Democrats have a chance of winning back the Senate this year, and the incumbent GOP senators who are considered vulnerable include Arizona's Martha McSally, Iowa's Joni Ernst, Maine's Susan Collins, Colorado's Cory Gardner and North Carolina's Thom Tillis. If all of them lose to Democratic opponents, Democrats will have a Senate majority in 2021 — even if Sen. Doug Jones, easily 2020's most vulnerable Democratic senator, loses to Republican Tommy Tuberville in Alabama's U.S. Senate race. But one incumbent Republican senator who doesn't appear to be in danger of being voted out of office is McConnell, who is up for reelection this year. Polls released during the second half of October have found the Senate majority leader ahead of his centrist Democratic challenger, Amy McGrath, by 9% (Mason-Dixon) or 10% (Cygnal).
The 78-year-old Senate majority leader, who was first elected to the Senate in 1984, has become an incredibly polarizing figure — and he would probably lose badly to McGrath if he were running against her in a blue state or even a swing state. But McConnell is seeking reelection in deep red Kentucky. While Democrats view McConnell as a mean-spirited hyper-partisan, the far-right Republican base view him as a fighter.
Assuming that McConnell is reelected, he is likely to remain the top Republican in the Senate regardless of whether or not Democrats are able to obtain a Senate minority.
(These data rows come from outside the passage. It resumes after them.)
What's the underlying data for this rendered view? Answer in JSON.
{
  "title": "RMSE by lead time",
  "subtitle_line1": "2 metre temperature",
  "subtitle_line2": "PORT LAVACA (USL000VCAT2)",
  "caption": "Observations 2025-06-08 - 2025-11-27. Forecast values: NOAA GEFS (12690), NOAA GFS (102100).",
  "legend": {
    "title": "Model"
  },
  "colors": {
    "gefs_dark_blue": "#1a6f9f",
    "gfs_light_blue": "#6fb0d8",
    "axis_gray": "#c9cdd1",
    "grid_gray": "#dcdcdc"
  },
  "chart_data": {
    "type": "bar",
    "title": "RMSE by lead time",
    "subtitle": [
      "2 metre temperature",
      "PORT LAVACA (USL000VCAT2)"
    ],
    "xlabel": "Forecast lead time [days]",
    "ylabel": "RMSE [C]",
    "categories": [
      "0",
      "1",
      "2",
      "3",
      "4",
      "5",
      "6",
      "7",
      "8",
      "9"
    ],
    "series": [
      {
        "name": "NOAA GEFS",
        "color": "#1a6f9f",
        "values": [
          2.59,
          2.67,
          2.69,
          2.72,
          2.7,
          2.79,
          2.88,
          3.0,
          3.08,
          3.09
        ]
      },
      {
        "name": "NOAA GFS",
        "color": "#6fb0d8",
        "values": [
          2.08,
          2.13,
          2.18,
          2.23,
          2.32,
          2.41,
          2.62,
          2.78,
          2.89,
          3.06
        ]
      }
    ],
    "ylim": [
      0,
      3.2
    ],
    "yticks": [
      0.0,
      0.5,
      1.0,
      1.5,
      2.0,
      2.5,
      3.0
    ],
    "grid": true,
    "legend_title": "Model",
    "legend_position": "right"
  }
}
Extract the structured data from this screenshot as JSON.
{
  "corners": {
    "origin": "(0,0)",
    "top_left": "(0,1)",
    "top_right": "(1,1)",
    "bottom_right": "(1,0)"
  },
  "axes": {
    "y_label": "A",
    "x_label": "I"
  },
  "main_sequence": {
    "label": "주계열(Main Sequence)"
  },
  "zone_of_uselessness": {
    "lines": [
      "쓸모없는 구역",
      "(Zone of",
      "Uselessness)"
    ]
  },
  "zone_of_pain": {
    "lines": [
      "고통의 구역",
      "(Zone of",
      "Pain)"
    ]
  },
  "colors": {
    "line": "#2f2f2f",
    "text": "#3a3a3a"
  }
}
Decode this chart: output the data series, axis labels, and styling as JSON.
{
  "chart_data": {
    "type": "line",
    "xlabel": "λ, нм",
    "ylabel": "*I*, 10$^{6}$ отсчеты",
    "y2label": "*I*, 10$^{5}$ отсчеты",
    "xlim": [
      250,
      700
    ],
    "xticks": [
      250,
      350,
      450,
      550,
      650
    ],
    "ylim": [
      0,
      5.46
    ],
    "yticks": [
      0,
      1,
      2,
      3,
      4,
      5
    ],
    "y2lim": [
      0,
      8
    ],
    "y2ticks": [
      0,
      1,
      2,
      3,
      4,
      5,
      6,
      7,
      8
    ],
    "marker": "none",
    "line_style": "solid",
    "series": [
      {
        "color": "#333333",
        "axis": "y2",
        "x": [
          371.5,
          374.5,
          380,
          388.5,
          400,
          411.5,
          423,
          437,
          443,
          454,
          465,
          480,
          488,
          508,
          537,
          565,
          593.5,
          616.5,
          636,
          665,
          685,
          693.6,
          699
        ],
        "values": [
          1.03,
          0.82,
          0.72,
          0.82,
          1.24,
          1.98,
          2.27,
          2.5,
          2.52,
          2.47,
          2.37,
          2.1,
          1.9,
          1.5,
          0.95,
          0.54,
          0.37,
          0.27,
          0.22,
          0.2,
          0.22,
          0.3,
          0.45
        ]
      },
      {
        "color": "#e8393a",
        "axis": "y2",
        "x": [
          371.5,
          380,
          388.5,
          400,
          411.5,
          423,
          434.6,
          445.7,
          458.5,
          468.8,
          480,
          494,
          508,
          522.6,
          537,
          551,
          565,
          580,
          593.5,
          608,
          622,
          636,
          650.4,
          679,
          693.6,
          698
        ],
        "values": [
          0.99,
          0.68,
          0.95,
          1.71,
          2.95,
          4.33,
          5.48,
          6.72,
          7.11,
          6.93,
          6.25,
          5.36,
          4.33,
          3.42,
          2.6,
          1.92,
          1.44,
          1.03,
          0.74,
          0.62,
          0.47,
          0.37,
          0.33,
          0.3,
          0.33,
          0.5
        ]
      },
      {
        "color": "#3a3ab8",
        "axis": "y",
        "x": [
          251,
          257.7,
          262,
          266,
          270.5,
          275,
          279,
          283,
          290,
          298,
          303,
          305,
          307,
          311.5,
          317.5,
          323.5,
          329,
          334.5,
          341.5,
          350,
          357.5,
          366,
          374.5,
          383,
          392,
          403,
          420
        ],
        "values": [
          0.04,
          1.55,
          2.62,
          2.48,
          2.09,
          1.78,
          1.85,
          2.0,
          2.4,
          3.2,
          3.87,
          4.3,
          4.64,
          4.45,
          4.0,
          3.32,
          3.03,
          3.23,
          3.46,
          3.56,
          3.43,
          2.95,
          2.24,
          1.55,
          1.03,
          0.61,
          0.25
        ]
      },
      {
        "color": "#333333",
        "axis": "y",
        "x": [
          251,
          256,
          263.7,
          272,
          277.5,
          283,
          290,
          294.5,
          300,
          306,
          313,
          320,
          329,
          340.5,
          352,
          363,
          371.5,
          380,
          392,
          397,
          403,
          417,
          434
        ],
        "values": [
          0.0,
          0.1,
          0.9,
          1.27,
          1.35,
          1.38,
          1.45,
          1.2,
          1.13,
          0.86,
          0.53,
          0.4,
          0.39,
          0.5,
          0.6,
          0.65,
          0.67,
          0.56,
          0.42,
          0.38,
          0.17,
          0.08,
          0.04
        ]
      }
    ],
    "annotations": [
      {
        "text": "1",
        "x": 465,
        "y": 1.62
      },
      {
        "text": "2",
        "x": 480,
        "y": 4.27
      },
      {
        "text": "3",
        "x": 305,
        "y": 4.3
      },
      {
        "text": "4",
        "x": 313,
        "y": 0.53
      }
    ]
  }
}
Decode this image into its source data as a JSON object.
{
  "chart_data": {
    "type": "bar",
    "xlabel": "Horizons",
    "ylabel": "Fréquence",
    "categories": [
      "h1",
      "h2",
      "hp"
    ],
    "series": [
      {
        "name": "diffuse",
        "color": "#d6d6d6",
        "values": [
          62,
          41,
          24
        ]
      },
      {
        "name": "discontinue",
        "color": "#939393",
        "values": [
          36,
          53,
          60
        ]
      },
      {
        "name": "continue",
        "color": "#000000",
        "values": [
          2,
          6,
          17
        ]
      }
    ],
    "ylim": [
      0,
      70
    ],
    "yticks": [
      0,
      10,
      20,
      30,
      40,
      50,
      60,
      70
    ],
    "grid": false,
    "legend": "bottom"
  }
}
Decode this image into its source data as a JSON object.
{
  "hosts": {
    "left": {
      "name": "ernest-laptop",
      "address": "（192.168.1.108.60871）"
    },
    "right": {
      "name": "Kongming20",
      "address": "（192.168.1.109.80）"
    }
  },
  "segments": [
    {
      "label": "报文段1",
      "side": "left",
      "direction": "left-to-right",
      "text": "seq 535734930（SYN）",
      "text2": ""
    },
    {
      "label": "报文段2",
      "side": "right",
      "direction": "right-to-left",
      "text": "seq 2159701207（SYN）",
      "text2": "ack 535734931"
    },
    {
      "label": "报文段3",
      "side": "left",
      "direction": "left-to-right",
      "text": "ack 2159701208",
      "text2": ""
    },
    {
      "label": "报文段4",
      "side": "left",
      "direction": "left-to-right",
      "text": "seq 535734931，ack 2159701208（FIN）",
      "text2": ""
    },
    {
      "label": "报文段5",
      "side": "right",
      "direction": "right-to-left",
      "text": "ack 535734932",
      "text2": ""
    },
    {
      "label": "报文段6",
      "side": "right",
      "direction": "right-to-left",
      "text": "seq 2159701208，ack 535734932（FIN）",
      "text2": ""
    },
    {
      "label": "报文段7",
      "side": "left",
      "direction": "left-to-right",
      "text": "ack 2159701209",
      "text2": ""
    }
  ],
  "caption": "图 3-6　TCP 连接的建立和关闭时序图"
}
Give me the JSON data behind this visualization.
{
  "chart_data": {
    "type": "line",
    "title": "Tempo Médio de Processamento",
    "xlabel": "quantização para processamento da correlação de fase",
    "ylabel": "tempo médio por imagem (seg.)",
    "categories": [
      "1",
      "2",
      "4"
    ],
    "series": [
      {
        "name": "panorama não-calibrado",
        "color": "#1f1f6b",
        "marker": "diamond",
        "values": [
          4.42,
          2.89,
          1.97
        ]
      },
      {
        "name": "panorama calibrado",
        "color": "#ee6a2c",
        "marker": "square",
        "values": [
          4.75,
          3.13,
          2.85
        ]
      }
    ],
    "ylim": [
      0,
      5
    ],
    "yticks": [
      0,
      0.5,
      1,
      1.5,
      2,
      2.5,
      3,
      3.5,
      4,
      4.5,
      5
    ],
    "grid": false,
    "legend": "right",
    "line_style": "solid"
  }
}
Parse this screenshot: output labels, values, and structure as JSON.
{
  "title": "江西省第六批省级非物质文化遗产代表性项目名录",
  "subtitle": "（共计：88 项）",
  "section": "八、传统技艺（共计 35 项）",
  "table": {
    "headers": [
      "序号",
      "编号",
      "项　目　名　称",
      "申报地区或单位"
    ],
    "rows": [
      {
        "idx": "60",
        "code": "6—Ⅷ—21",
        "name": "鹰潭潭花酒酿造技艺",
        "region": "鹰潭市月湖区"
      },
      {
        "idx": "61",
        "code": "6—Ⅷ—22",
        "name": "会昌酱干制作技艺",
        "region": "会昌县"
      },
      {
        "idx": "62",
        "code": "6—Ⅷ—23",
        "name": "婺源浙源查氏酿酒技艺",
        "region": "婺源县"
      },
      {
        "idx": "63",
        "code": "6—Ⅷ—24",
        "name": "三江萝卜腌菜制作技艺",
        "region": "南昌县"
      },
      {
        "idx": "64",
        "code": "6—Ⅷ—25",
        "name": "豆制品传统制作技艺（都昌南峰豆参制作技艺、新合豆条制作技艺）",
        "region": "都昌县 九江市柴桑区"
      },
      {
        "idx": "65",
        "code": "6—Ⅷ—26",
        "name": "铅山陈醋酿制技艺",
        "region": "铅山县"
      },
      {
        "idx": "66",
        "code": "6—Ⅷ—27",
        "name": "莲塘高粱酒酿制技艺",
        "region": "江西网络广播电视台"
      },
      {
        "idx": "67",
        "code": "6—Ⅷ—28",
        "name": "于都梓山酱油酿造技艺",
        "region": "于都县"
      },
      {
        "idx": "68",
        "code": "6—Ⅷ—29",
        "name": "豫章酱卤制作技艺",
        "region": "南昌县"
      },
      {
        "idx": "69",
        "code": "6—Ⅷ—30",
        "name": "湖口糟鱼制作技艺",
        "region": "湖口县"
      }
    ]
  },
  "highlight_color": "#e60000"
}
The Democratic National Committee, knowing how hyper-partisan McConnell is, has been warning that Biden wouldn't be able to get very much done as president if Republicans hold the Senate on November 3 — and Democratic strategists have emphasized that flipping the White House and the Senate are both high priorities for their party. If Democrats flip the Senate, Republicans would likely want to have McConnell as Senate minority leader. And in a scenario in which Democrats controlled both the White House and the Senate, McConnell would, for the GOP, become the face of the opposition and the most important Republican in Washington, D.C.
McConnell's most appalling behavior is the thing that endears him to the far-right Republican base — including his refusal to even consider Judge Merrick Garland for the U.S. Supreme Court after President Barack Obama nominated him to replace the late Justice Antonin Scalia in 2016. McConnell argued that according to the "McConnell Rule," it was unfair for Obama to nominate Garland during an election year. But now, following the death of Justice Ruth Bader Ginsburg, McConnell is hypocritically trying to push Trump's nominee, Judge Amy Coney Barrett, though the Senate is quickly as possible. The "McConnell Rule" clearly doesn't apply in 2020.
McConnell's insistence that Barrett needs to be confirmed to the U.S. Supreme Court before Election Day is blatant hypocrisy in light of his reaction to Garland's nomination in 2016, and Democrats are rightly calling foul. But to the far-right Republican base, the fact that McConnell plays hardball is a plus rather than a minus.
During Trump's impeachment trial, McConnell was among Trump's most aggressive defenders. Trump's actions were egregious: the president, according to House Democrats, encouraged a foreign leader, Ukrainian President Volodymyr Zelensky, to provide opposition research against Joe Biden and his son, Hunter Biden — and made dirt on the Bidens a condition of military aid to Ukraine. Regardless, McConnell wasn't about to turn against a Republican president who supported much of his agenda. His only loyalty was to the Republican Party, not the rule of law.
McConnell fights dirty, and that is the thing that the modern-day GOP loves about him. If Biden defeats Trump and Democrats flip the Senate while maintaining their House majority, Republicans will be dispirited but will view McConnell as the one doing the most to fight for them. And if Barrett is confirmed to the Supreme Court, McConnell would take some of the credit for that.
Whether November 3, 2020 brings a major blue wave or Republicans defy the polls, Washington, D.C. will likely be seeing a lot of Mitch McConnell in 2021.